Unfortunately, NFSv4.1 is not an extensible minor version.

> 4. NFSv4.1 TSM cannot occur unless the client's sessions
> are also migrated


> Are there others?

There are others but none come to mind right now.

On Mon, Apr 17, 2017 at 2:45 PM, Chuck Lever <chuck.lever@oracle.com> wrote:

>
> > On Mar 9, 2017, at 2:00 PM, David Noveck <davenoveck@gmail.com> wrote:
> >
> > > I'm not certain what you mean by "handled ... as it
> > > would have been in 4.0". Server trunking discovery in
> > > NFSv4.0 requires an elaborate dance. In NFSv4.1,
> > > trunking discovery can be done by a single operation
> > > (EXCHANGE_ID).
> >
> > What I meant was that, apart from the greater
> > calories expended in v4.0 case, the result should have
> > been the same, i.e. that there is no trunking.
> >
> > > I'm speculating that if the server hadn't asserted
> > > CONFIRMED_R, this client could have recovered
> > > correctly from the migration event. Is that what you
> > > mean?
> >
> > It wasn't what I meant, but, now that you say it, I think is
> > probably right.
>
> We've explored this mechanism a little more, and now we seem
> to be hamstrung on the first paragraph of RFC 5661, Section
> 18.35.3:
>
>    The client uses the EXCHANGE_ID operation to register a particular
>    client owner with the server.  The client ID returned from this
>    operation will be necessary for requests that create state on the
>    server and will serve as a parent object to sessions created by the
>    client.  In order to confirm the client ID it must first be used,
>    along with the returned eir_sequenceid, as arguments to
>    CREATE_SESSION.  If the flag EXCHGID4_FLAG_CONFIRMED_R is set in the
>    result, eir_flags, then eir_sequenceid MUST be ignored, as it has no
>    relevancy.
>
> The problem is the normative requirement in the last
> sentence. If CONFIRMED_R is set, a client is required
> to ignore the returned contrived slot sequence number.
> [ This is likely the reason that clients react to this
> flag by purging the lease and starting over ].
>
> Our first thought was to use the sequence number in the
> migrated lease (in other words, the sequence number that
> was established on the source server). A client knows
> that sequence number by looking at the lease it has with
> the source server.
>
> However, there's no guarantee that the client will not
> perform additional CREATE_SESSION operations against
> the source server between the time the source server
> copies the migrating lease and the client starts trunking
> discovery for the destination server.
>
> Another thought was to use a well-known constant, like
> zero, when creating the first session on the destination
> server.
>
> What sequence number should be used for the first
> CREATE_SESSSION with the destination server?

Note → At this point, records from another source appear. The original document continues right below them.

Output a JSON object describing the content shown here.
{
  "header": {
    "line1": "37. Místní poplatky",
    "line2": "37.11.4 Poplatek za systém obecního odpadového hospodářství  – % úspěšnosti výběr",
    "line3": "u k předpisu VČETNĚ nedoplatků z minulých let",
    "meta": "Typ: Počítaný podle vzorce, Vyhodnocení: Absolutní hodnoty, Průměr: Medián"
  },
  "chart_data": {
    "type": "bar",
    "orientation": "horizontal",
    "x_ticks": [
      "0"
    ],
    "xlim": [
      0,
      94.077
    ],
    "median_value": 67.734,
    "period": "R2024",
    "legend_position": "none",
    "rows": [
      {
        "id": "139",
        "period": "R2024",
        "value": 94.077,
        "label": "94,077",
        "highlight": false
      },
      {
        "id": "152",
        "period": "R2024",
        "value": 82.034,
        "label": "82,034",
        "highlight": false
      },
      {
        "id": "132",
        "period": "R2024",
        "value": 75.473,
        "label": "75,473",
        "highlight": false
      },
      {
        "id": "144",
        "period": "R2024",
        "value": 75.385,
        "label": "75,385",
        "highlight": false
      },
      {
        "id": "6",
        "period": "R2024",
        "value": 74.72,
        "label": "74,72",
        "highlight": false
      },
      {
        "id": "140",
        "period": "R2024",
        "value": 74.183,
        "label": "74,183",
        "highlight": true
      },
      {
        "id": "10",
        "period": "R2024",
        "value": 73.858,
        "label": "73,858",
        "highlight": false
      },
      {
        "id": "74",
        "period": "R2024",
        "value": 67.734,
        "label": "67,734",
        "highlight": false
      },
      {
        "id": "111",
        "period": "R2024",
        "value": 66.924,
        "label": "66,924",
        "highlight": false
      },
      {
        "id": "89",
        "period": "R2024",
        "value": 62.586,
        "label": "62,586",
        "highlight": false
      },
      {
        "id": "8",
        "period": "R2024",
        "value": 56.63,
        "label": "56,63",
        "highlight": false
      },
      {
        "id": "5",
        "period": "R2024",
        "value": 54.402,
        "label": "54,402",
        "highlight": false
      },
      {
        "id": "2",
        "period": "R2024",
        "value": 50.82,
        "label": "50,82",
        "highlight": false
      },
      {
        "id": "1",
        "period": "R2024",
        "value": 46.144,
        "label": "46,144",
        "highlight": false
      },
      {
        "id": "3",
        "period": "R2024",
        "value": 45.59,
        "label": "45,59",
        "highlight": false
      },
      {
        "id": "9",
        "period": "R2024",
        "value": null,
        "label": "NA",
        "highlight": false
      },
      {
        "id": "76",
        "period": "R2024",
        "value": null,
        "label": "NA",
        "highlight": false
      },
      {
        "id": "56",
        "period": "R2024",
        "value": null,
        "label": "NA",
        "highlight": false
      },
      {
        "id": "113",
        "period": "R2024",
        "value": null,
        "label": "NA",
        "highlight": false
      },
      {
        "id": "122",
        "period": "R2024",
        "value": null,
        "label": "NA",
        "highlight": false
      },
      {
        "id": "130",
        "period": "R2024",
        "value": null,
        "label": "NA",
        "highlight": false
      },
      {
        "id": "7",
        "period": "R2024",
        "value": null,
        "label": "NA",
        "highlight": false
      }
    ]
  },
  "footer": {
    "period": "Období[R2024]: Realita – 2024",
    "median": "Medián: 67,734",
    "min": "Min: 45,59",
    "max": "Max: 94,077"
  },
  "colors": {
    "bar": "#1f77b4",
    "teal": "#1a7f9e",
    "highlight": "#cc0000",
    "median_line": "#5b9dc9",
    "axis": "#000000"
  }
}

If it is
> the copied sequence number, what can prevent mutation
> of that sequence number while migration of that lease
> is not yet complete?
>
> We've established that trunking discovery works correctly
> when the destination server does not assert CONFIRMED_R.
> This is because the client may use the contrived slot
> sequence number provided by the destination server.
>
> If the destination server does not assert CONFIRMED_R,
> then how does the client determine whether Transparent
> State Migration has occurred? Can it simply start using
> the open and lock state it has, and deal with BAD_STATEID
> if the servers did not perform TSM?
>
>
> Confirmation of the lease means more than just that it
> is present on the queried server: it also means there is
> now a cached CREATE_SESSION reply, and a known good
> contrived slot sequence number. Neither of those is true
> for a migrated lease when the client's sessions were not
> also migrated.
>
> Thus we should consider that a migrated lease is really
> not confirmed at all, but in some intermediate state.
> A more ideal solution would be to create an additional
> EXCHID4_FLAG that signifies the existence of a migrated
> lease for the querying client.
>
>
> In sum, here are some options we've considered:
>
> 1a. destination asserts CONF_R, but client uses the
> returned contrived slot sequence anyway
>
> 1b. destination asserts CONF_R, and client uses a fixed
> constant starting slot sequence
>
> 2. destination does not assert CONF_R, and client is
> prepared for BAD_STATEID if TSM did not occur
>
> 3. destination asserts a new EXCHID4_FLAG that signifies
> a TSM has made the client's lease available on that
> server
>
> 4. NFSv4.1 TSM cannot occur unless the client's sessions
> are also migrated
>
> Are there others?
>
> --
> Chuck Lever
>
>
>
>